The Pragmatist With Due Diligence Approach
Another perspective was offered by a commenter who said, “I know very few who don’t use a multi-step evaluation process. Mine generally is to read advertisements and magazine articles, to determine what the product is supposed to do. I then read “professional” detailed reviews (e.g. sites that review products). What’s the consensus across multiple reviews? From there I read reviews from people who like to go first — do they think it does what it is supposed to do? Again, multiple reviews help form a better picture, good and bad. At this point, if the product is hardware, I make a buy/no-buy decision. If it’s software, I download a demo, limited version, or full version (if possible) and play with it.”
Avoid the Razzle-Dazzle Approach
In the words of this commenterm “If the video content were more than just the usual manic presentations with unreadable screen-shots, surfeited with unnecessary animations, video effects, distracting music tracks …I’d be voting for that.”From a marketing perspective, this comment also rings true for product videos and corporate-recruiting videos. Communication is more effective when we temper our desire to overwhelm and instead provide our audience with the content they need without the fireworks.
The Trust but Verify Approach
References matter, and they have to be real. As this commenter explains, “I do a decent online search/eval and will (by way of example) even check the evaluations where possible with sites like ReviewMeta.com or Amazon Review Checker. This is the same as price checking (even when it’s not my money).”
Some Evaluation Criteria Were…
…Not Captured In The Survey
While not necessarily revealed by the survey responses, the following evaluation criteria will be taken into account by developers:
- The initial perception of quality of the product and support including documentation.

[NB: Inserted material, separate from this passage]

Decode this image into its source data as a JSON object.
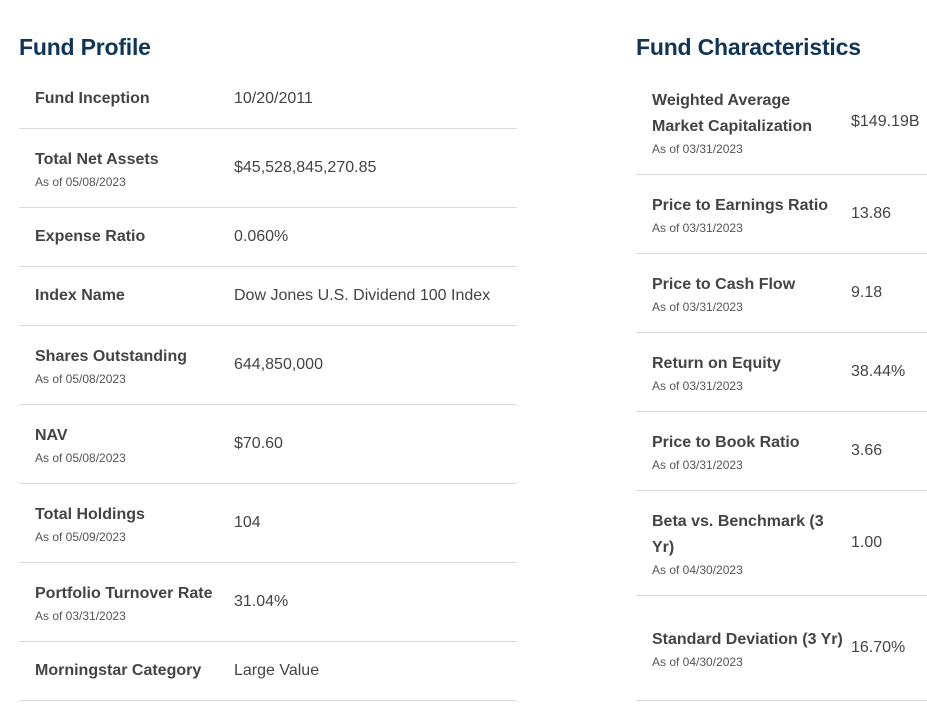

- Benchmarking and the option of an alternative, such as “build it yourself.”
- The importance of references from the developer community
- Cost – is it both affordable and necessary
Give Developers What They Want
To help developers evaluate your product, provide the tools and information for them to understand the benefits the product brings. Consider a multi-tier approach to your advertising and marketing efforts. Offer access to full documentation, a sandbox to try things out, video and animation that shows what the product can do, and how-to’s/tutorials. And, don’t forget to highlight developer reviews. Ultimately, developers all want the same thing: Confidence that they are making the right selection based on a fair evaluation.